Matt Yglesias has been on a roll lately with the urbanism posts, all of which have a heavy “market urbanist” slant, but it’s this post about parking reform in/around Boston (riffing off of this Boston Globe article) that seals the deal for me:
Regulators pushing developers to build less parking than they want is much, much, much better than the near-universal practice of regulators mandating minimum levels of parking. But I do think the message is clearer and the potential political coalition bigger if parking reformers just stick to the idea that this should be left up to the market. Cars are useful, and people who have cars need to park them. So there’s nothing wrong with building parking. But urban space is expensive, and parking spaces take up space, so people should weigh the costs and benefits of building/buying more parking against other possibilities. Getting to market-determined levels of parking construction and parking space pricing would be a huge victory, and it’s not particularly necessary to go beyond that.
I guess the only thing I’d have to add is that while I think these sort of parking maximums and general density-forcing rules are of minor import compared to the massively anti-density status quo, they do give rhetorical ammo to people like Randal O’Toole and other self-proclaimed libertarian types who like to claim that what planners really want is to banish cars entirely from cities. The sad truth is that they’re right – New Urbanism/Smart Growth might have some libertarian issues at heart, but at the end of the day, they’re out to put us all on trains/buses/bikes/our own two feet, not to set the market right. Now again, I think that O’Toole & Co. vastly overestimate the influence of density-forcing regulations, but they do have somewhat of a point.

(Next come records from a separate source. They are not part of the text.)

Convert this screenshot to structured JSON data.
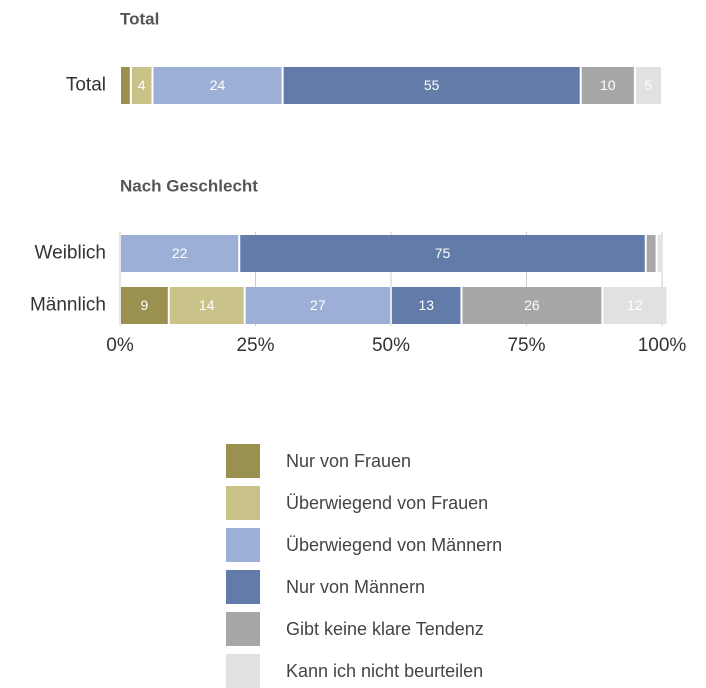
{
  "chart_data": {
    "type": "bar",
    "orientation": "horizontal",
    "stacked": true,
    "panels": [
      {
        "title": "Total",
        "categories": [
          "Total"
        ]
      },
      {
        "title": "Nach Geschlecht",
        "categories": [
          "Weiblich",
          "Männlich"
        ]
      }
    ],
    "series": [
      {
        "name": "Nur von Frauen",
        "color": "#9a9150",
        "values": [
          2,
          0,
          9
        ]
      },
      {
        "name": "Überwiegend von Frauen",
        "color": "#c9c38a",
        "values": [
          4,
          0,
          14
        ]
      },
      {
        "name": "Überwiegend von Männern",
        "color": "#9cb0d7",
        "values": [
          24,
          22,
          27
        ]
      },
      {
        "name": "Nur von Männern",
        "color": "#627ba9",
        "values": [
          55,
          75,
          13
        ]
      },
      {
        "name": "Gibt keine klare Tendenz",
        "color": "#a7a7a7",
        "values": [
          10,
          2,
          26
        ]
      },
      {
        "name": "Kann ich nicht beurteilen",
        "color": "#e1e1e1",
        "values": [
          5,
          1,
          12
        ]
      }
    ],
    "xlim": [
      0,
      100
    ],
    "xticks": [
      {
        "value": 0,
        "label": "0%"
      },
      {
        "value": 25,
        "label": "25%"
      },
      {
        "value": 50,
        "label": "50%"
      },
      {
        "value": 75,
        "label": "75%"
      },
      {
        "value": 100,
        "label": "100%"
      }
    ]
  }
}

As a bonus, Matt also reposted an interesting chart that claims that federal housing incentives (mostly subsidies and tax deductions) are massively regressive, acting as a tax on households earning less than $30k/year and a subsidy for those earning more. I can’t vouch for the methodology though – perhaps a commenter could offer some more insight?
Daniel says
I don’t know about the methodology behind this graph, but the general idea is that the mortgage interest deduction (the largest federal housing subsidy) is only available to a) homeowners, not renters b) those who file long-form taxes, so households exceeding the standard deduction. Both of these conditions are more likely the wealthier the household is, so the subsidy is regressive. Even IF encouraging homeownership is a worthy federal goal, the subsidy doesn’t even do that very well. Those that benefit are likely to buy homes anyway. And since the influx of money to > 30K (or probably more likely >50K) households all gets poured into boosting home values, those that do not make the bar get pushed further away.
And we can’t forget the capital gains deduction.
Alon Levy says
Although Yglesias frequently gets things wrong, what he says about the mortgage tax credit has been echoed by mainstream economists. Under both Reagan and Bush II, government-sponsored committees of economists studying tax reform recommended dropping the mortgage tax credit; both times, the President overruled their recommendation. I believe expert consensus is that the credit does not increase home ownership (the US has the same home ownership rate as Canada and Britain, where the credit is absent), but instead causes people to spend more money on better housing and less on anything else.
Stephen Smith says
Out of curiosity, what urbanism-related things do you think Yglesias gets wrong? Or were you referring to non-urbanism stuff?
T. Caine says
I actually find it kind of similar to the incentives we give for renewable energy systems. I am working with a client that manages a low income housing complex (HUD) and we wanted to explore PVs given that the incentive cocktail in New York is amazingly attractive. In about 2 minutes it became clear that most of the incentives couldn’t really apply because these guys don’t pay taxes.
In lieu of a cash-credit based system, the highest percentage of tax dollars are funding the systems for the wealthiest people who arguably need cheaper power the least. However low-income housing folk who could materially benefit from a lower power bill every month, can’t take advantage of the incentives as a non-profit entity. The system seems a bit backwards.
As an aside, I have no problem representing that stereotype–I am more familiar with Manhattan than other cities, but ultimately having cars off the island would only make the place better. The only vehicles that need to be here are cabs, delivery, service/municipal and buses. After that, cars can live in a garage somewhere on the mainland.
John Bailo says
I don’t see how you can be Free Market supporters and yet want to “banish” or regulate anything.
Every metropolis, after hundreds of years of liberal planners, is still radically dependent on personal transit systems like the car (PTS).
Every modality of public transport has been tried and retried and cannot serve the public the way a PTS does.
John Bailo says
I don’t see how you can be Free Market supporters and yet want to “banish” or regulate anything.
Every metropolis, after hundreds of years of liberal planners, is still radically dependent on personal transit systems like the car (PTS).
Every modality of public transport has been tried and retried and cannot serve the public the way a PTS does.